Peter McGraw, University of Colorado – A Science of Humor

Peter McGraw - science of humorCan we accurate codify why things make us laugh?
Dr. Peter McGraw of the University of Colorado Boulder draws on his work with Caleb Warren and The Humor Research Lab (HuRL) to answer the question, “What makes things humorous?”
Dr. Peter McGraw is an expert in the interdisciplinary fields of judgment, emotion, and choice. He is an associate professor of marketing and psychology at the Leeds School of Business at the University of Colorado Boulder, where he directs the Humor Research Lab (HuRL) and co-directs the Moral Research Lab (MoRL).

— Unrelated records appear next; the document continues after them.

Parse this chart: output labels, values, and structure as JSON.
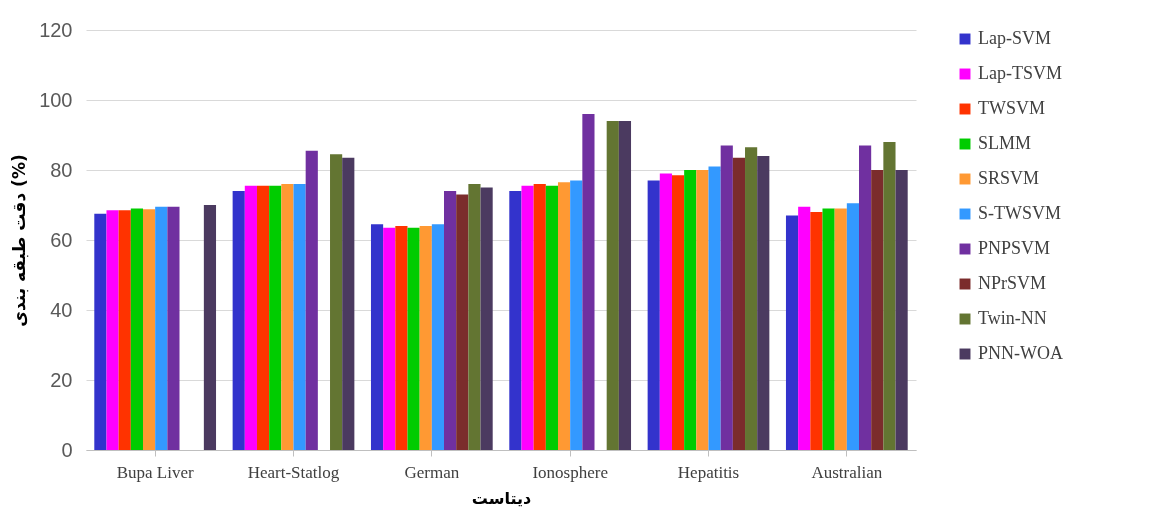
{
  "chart_data": {
    "type": "bar",
    "xlabel": "دیتاست",
    "ylabel": "دقت طبقه بندی (%)",
    "categories": [
      "Bupa Liver",
      "Heart-Statlog",
      "German",
      "Ionosphere",
      "Hepatitis",
      "Australian"
    ],
    "series": [
      {
        "name": "Lap-SVM",
        "color": "#3333cc",
        "values": [
          67.5,
          74,
          64.5,
          74,
          77,
          67
        ]
      },
      {
        "name": "Lap-TSVM",
        "color": "#ff00ff",
        "values": [
          68.5,
          75.5,
          63.5,
          75.5,
          79,
          69.5
        ]
      },
      {
        "name": "TWSVM",
        "color": "#ff3300",
        "values": [
          68.5,
          75.5,
          64,
          76,
          78.5,
          68
        ]
      },
      {
        "name": "SLMM",
        "color": "#00cc00",
        "values": [
          69,
          75.5,
          63.5,
          75.5,
          80,
          69
        ]
      },
      {
        "name": "SRSVM",
        "color": "#ff9933",
        "values": [
          68.8,
          76,
          64,
          76.5,
          80,
          69
        ]
      },
      {
        "name": "S-TWSVM",
        "color": "#3399ff",
        "values": [
          69.5,
          76,
          64.5,
          77,
          81,
          70.5
        ]
      },
      {
        "name": "PNPSVM",
        "color": "#7030a0",
        "values": [
          69.5,
          85.5,
          74,
          96,
          87,
          87
        ]
      },
      {
        "name": "NPrSVM",
        "color": "#7b2c2c",
        "values": [
          null,
          null,
          73,
          null,
          83.5,
          80
        ]
      },
      {
        "name": "Twin-NN",
        "color": "#637532",
        "values": [
          null,
          84.5,
          76,
          94,
          86.5,
          88
        ]
      },
      {
        "name": "PNN-WOA",
        "color": "#4b3a60",
        "values": [
          70,
          83.5,
          75,
          94,
          84,
          80
        ]
      }
    ],
    "ylim": [
      0,
      120
    ],
    "yticks": [
      0,
      20,
      40,
      60,
      80,
      100,
      120
    ],
    "grid": "y",
    "legend": "right"
  }
}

He has teamed up with journalist Joel Warner to write The Humor Code: A Global Search for What Makes Things Funny.

Peter McGraw – A Science of Humor

 

What makes things humorous? The answer: benign violations.

Something needs to threaten your sense of how things should be while also seeming safe, acceptable, or okay.

Both babies and non-human primates laugh when chased, tickled, or attacked in a safe and friendly way. As any slapstick comedian knows, physical threats, like an assault with a banana cream pie, similarly elicits laughter in adults.

As humans evolved and developed culture, language, logic, and a sense of self, people could experience threat, and sometimes humorous reactions to a wider range of situations. Thus, humor transcends physical gags to include violations related to social norms (think fart jokes), logic (think absurdities), communication norms (think sarcasm), and identity (think insult roasts).

Of course, violations do not usually make people laugh. They make people angry, disgusted or confused. For a violation to be funny, it also needs to seem safe, acceptable, or okay.

Many things make a violation benign:

  • a playful state of mind
  • cues that a situation is okay
  • a reason why the situation is acceptable
  • feeling that a situation is far away
  • or, a low commitment to what is threatened

The theory also explains the two ways humor attempts can fail. Sometimes there is no violation. You can’t tickle yourself because there is not threat of attack. Other times, there is nothing benign. You are not likely to laugh when tickled by a creepy stranger.

Laughter only occurs when something is both wrong and okay.